Comment parler à un jeune en détresse : repères concrets pour les adultes (collège, lycée)
La santé mentale des jeunes n’est plus un sujet périphérique. En France, la part des 18–24 ans concernés par un épisode dépressif est passée de 11,7% en 2017 à 20,8% en 2021, selon Santé publique France (Baromètre santé).
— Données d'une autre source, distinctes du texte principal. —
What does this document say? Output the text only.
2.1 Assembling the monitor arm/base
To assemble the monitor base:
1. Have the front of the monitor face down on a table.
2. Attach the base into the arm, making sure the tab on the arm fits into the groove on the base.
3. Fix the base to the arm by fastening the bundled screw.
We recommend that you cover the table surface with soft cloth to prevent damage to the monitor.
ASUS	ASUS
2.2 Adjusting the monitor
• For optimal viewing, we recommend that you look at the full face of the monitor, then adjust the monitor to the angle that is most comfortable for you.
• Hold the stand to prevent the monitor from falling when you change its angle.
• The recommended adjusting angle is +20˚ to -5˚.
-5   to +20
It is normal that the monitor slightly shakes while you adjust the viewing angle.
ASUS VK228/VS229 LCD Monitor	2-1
Les scènes sont familières pour les équipes éducatives. Un élève s’isole, décroche, change brutalement de comportement. Un autre devient irritable, voire agressif, sans motif apparent. Dans ces situations, l’adulte hésite souvent entre deux risques : minimiser par prudence, ou sur-réagir par inquiétude. Entre les deux, un constat revient : le manque de cadre.

Or, la santé mentale des jeunes n’est plus un sujet périphérique. En France, la part des 18–24 ans concernés par un épisode dépressif est passée de 11,7% en 2017 à 20,8% en 2021, selon Santé publique France (Baromètre santé).
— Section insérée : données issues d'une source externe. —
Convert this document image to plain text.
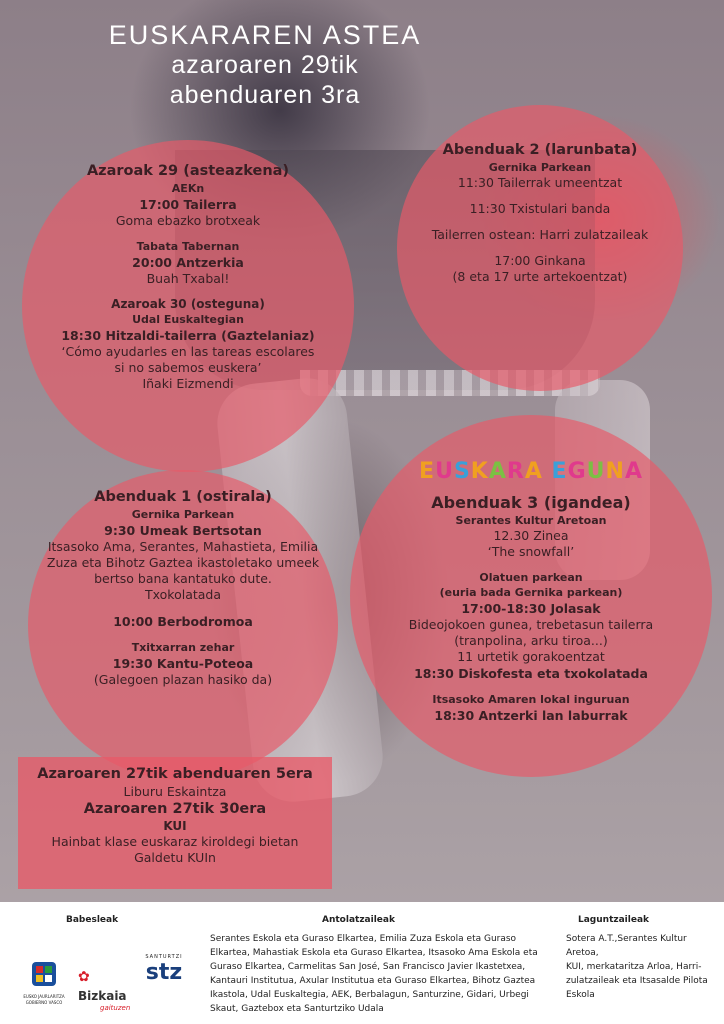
EUSKARAREN ASTEA
azaroaren 29tik
abenduaren 3ra
Azaroak 29 (asteazkena)
AEKn
17:00 Tailerra
Goma ebazko brotxeak
Tabata Tabernan
20:00 Antzerkia
Buah Txabal!
Azaroak 30 (osteguna)
Udal Euskaltegian
18:30 Hitzaldi-tailerra (Gaztelaniaz)
‘Cómo ayudarles en las tareas escolares
si no sabemos euskera’
Iñaki Eizmendi
Abenduak 2 (larunbata)
Gernika Parkean
11:30 Tailerrak umeentzat
11:30 Txistulari banda
Tailerren ostean: Harri zulatzaileak
17:00 Ginkana
(8 eta 17 urte artekoentzat)
Abenduak 1 (ostirala)
Gernika Parkean
9:30 Umeak Bertsotan
Itsasoko Ama, Serantes, Mahastieta, Emilia
Zuza eta Bihotz Gaztea ikastoletako umeek
bertso bana kantatuko dute.
Txokolatada
10:00 Berbodromoa
Txitxarran zehar
19:30 Kantu-Poteoa
(Galegoen plazan hasiko da)
EUSKARA EGUNA
Abenduak 3 (igandea)
Serantes Kultur Aretoan
12.30 Zinea
‘The snowfall’
Olatuen parkean
(euria bada Gernika parkean)
17:00-18:30 Jolasak
Bideojokoen gunea, trebetasun tailerra
(tranpolina, arku tiroa...)
11 urtetik gorakoentzat
18:30 Diskofesta eta txokolatada
Itsasoko Amaren lokal inguruan
18:30 Antzerki lan laburrak
Azaroaren 27tik abenduaren 5era
Liburu Eskaintza
Azaroaren 27tik 30era
KUI
Hainbat klase euskaraz kiroldegi bietan
Galdetu KUIn
Babesleak	Antolatzaileak	Laguntzaileak
Serantes Eskola eta Guraso Elkartea, Emilia Zuza Eskola eta Guraso
Elkartea, Mahastiak Eskola eta Guraso Elkartea, Itsasoko Ama Eskola eta
Guraso Elkartea, Carmelitas San José, San Francisco Javier Ikastetxea,
Kantauri Institutua, Axular Institutua eta Guraso Elkartea, Bihotz Gaztea
Ikastola, Udal Euskaltegia, AEK, Berbalagun, Santurzine, Gidari, Urbegi
Skaut, Gaztebox eta Santurtziko Udala
Sotera A.T.,Serantes Kultur Aretoa,
KUI, merkataritza Arloa, Harri-
zulatzaileak eta Itsasalde Pilota
Eskola
EUSKO JAURLARITZA
GOBIERNO VASCO
✿ Bizkaia
gaituzen
SANTURTZI
stz
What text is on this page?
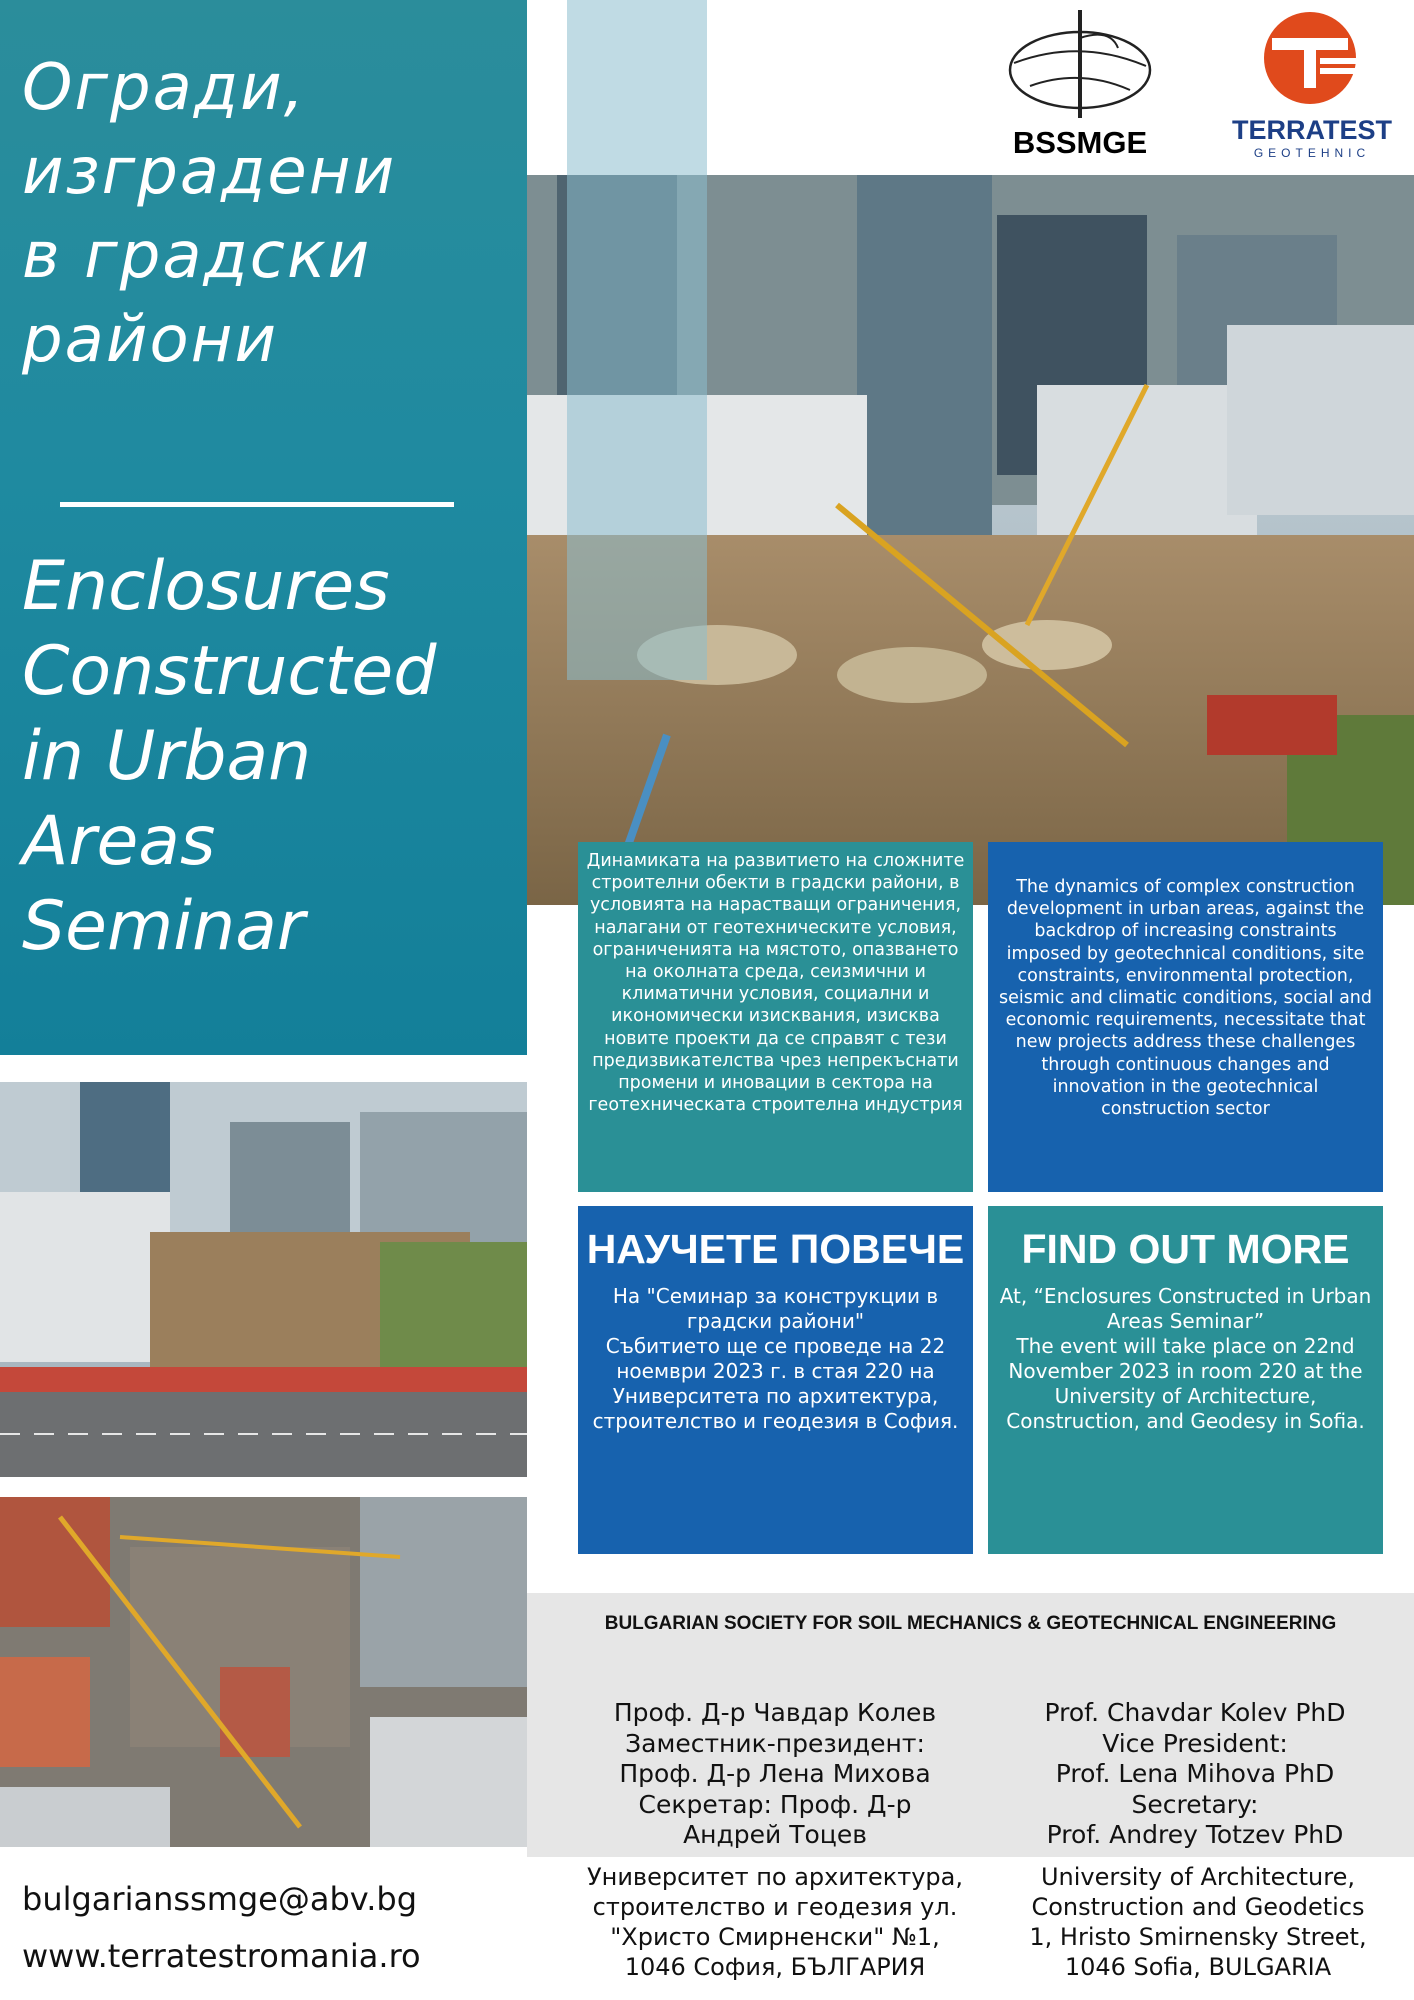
Огради,
изградени
в градски
райони

Enclosures
Constructed
in Urban
Areas
Seminar

BSSMGE	TERRATEST
GEOTEHNIC

Динамиката на развитието на сложните строителни обекти в градски райони, в условията на нарастващи ограничения, налагани от геотехническите условия, ограниченията на мястото, опазването на околната среда, сеизмични и климатични условия, социални и икономически изисквания, изисква новите проекти да се справят с тези предизвикателства чрез непрекъснати промени и иновации в сектора на геотехническата строителна индустрия

The dynamics of complex construction development in urban areas, against the backdrop of increasing constraints imposed by geotechnical conditions, site constraints, environmental protection, seismic and climatic conditions, social and economic requirements, necessitate that new projects address these challenges through continuous changes and innovation in the geotechnical construction sector

НАУЧЕТЕ ПОВЕЧЕ

На "Семинар за конструкции в градски райони"
Събитието ще се проведе на 22 ноември 2023 г. в стая 220 на Университета по архитектура, строителство и геодезия в София.

FIND OUT MORE

At, “Enclosures Constructed in Urban Areas Seminar”
The event will take place on 22nd November 2023 in room 220 at the University of Architecture, Construction, and Geodesy in Sofia.

BULGARIAN SOCIETY FOR SOIL MECHANICS & GEOTECHNICAL ENGINEERING
Проф. Д-р Чавдар Колев
Заместник-президент:
Проф. Д-р Лена Михова
Секретар: Проф. Д-р
Андрей Тоцев
Prof. Chavdar Kolev PhD
Vice President:
Prof. Lena Mihova PhD
Secretary:
Prof. Andrey Totzev PhD
Университет по архитектура,
строителство и геодезия ул.
"Христо Смирненски" №1,
1046 София, БЪЛГАРИЯ
University of Architecture,
Construction and Geodetics
1, Hristo Smirnensky Street,
1046 Sofia, BULGARIA
bulgarianssmge@abv.bg
www.terratestromania.ro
L’enjeu devient alors très opérationnel : comment soutenir un collégien ou un lycéen en difficulté, sans s’improviser psychologue, et sans rester seul face au doute ?

Sortir du “feeling” : la logique des premiers secours en santé mentale

Le PSSM – module Jeunes (Premiers Secours en Santé Mentale) propose une réponse structurée : former des adultes au contact des adolescents et jeunes adultes à apporter une aide immédiate et proportionnée, en attendant qu’une aide spécialisée prenne le relais ou que la situation se stabilise.

Le principe est comparable aux premiers secours physiques : il ne s’agit pas de diagnostiquer, mais de sécuriser, évaluer, orienter

Ce que l’on interprète… et ce qui se joue parfois réellement

Au collège et au lycée, certains comportements sont rapidement étiquetés :

    • “provocation” quand le jeune répond sèchement,
    • “désintérêt” quand il s’absente mentalement,
    • “manque de volonté” quand il décroche.

Pourtant, dans de nombreux cas, ces signaux peuvent aussi traduire un état de stress, de fatigue, d’anxiété, ou une difficulté à réguler les émotions. Cette nuance est importante : elle évite de réduire la situation à une question de caractère, et réoriente l’action vers la relation et le cadre.

Trois erreurs fréquentes face à un jeune en difficulté

Minimiser
“C’est l’adolescence, ça va passer.” Parfois oui. Mais la minimisation peut retarder l’accès à l’aide.

Moraliser
“Fais un effort”, “reprends-toi.” Ces injonctions accentuent souvent la culpabilité et le retrait.

Faire porter la responsabilité au jeune
“Tu n’as qu’à demander de l’aide.” Or, précisément quand un jeune va mal, il a rarement les ressources pour enclencher seul les démarches.

Trois gestes utiles : écouter, repérer, orienter

Le PSSM Jeunes repose sur une logique simple, applicable dans le quotidien des établissements.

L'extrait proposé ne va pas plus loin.